There's so much more to a highway than simply where it terminates." I couldn't
agree more. But I couldn't possibly go into that kind of detail for all of the
US routes. I leave that up to the capable people who maintain highway websites
for specific states. Part of the reason I'm interested in the endpoints is because,
in one sense, the endpoints define the highway. (For example: if I say there's
a highway running from northern Minnesota to Tulsa OK, you probably know which
other states that road passes through, and you can imagine what kind of country
it must run through, and you might even know exactly which route I'm referring
to.) Also, I find the history of a specific route's endpoints often mirrors
the history of US routes in general (this route originally ended at an intersection
downtown; later it was rerouted around downtown via a new bypass; now it's been
truncated to a freeway interchange outside of town; etc.) Another interesting
thing about doing these pages is it allows one to compare the differences in
signage standards and practices among the various state highway departments:
some do an excellent job, some are kind of hit-and-miss, and others are quite
pitiful.
Anyway, I appreciate when state departments of transportation recognize the
role their highways play in our national network by making a little extra effort
to put up an "End" sign at the end of a highway's designation. I've traveled
a lot of US highways; I've been watching for signs sporadically since 1988,
and quite actively since 1997. I've noticed that many US highway endpoints are
not marked.

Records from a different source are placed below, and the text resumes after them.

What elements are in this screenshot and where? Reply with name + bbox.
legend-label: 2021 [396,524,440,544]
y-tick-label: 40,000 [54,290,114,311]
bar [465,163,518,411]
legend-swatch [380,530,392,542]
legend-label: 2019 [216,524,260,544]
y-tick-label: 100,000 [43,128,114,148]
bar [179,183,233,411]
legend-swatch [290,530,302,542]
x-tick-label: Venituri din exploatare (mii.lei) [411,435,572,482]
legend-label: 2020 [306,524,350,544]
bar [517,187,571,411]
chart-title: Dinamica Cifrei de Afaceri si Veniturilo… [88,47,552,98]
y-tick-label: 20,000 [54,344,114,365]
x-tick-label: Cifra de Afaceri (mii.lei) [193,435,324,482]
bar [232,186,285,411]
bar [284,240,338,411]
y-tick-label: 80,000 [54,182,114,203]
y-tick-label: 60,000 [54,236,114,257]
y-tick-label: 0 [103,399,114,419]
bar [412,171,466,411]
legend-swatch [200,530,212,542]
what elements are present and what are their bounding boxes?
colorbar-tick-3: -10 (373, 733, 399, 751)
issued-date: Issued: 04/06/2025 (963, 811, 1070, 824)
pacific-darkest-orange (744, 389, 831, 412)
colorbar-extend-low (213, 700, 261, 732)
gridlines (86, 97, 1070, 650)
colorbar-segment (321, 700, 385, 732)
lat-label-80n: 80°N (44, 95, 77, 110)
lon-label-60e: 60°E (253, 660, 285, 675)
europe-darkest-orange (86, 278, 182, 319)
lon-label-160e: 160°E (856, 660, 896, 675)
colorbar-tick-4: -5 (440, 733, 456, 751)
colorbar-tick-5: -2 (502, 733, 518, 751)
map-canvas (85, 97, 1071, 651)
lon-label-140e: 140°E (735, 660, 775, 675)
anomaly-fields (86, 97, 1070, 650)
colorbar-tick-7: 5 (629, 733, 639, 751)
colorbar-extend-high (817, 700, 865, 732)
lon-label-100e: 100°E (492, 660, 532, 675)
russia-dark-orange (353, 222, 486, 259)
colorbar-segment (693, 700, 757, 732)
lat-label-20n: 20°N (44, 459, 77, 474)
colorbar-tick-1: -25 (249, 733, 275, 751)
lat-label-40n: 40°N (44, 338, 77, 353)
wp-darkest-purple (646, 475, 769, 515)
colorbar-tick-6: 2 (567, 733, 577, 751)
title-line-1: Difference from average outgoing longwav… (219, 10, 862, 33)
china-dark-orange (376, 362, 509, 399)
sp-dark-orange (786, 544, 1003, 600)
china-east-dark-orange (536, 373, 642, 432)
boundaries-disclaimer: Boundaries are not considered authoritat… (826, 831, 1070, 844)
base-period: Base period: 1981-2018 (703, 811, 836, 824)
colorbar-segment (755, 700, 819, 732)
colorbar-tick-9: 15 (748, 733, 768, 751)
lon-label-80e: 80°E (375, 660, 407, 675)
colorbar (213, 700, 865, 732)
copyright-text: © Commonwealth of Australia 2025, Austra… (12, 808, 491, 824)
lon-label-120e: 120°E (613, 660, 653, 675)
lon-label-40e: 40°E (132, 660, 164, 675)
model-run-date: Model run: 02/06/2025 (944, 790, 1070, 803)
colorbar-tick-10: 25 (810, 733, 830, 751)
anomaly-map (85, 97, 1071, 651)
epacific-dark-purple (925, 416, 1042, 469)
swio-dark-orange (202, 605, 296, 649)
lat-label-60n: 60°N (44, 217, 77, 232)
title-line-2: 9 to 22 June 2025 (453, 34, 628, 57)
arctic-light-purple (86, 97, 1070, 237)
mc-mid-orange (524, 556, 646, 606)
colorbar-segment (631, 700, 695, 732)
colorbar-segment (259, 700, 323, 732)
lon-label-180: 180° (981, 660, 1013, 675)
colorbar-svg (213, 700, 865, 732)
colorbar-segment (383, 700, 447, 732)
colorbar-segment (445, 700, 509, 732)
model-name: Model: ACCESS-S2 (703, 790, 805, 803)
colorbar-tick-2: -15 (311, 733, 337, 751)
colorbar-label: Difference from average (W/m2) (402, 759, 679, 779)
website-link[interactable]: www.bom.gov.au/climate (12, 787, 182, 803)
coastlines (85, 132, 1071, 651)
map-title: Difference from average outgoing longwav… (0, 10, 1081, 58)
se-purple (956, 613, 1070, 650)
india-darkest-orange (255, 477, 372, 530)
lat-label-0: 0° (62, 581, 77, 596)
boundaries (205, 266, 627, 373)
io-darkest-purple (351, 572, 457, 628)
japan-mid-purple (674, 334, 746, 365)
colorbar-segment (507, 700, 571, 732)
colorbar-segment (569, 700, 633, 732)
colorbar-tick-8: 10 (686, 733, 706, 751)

It's kind of a shame, in my opinion. Especially in cases like US
6: this road goes from California to the tip of Cape Cod in Massachusetts. That's
over 3000 miles! Yet the east end of US 6 is at a nondescript intersection with
almost no signage whatsoever! Don't you think the end of a road that long deserves
some kind of acknowledgment? At least a little sign that might pique
the curiosity of the traveller?




Page created 1998; last updated 20 March 2007.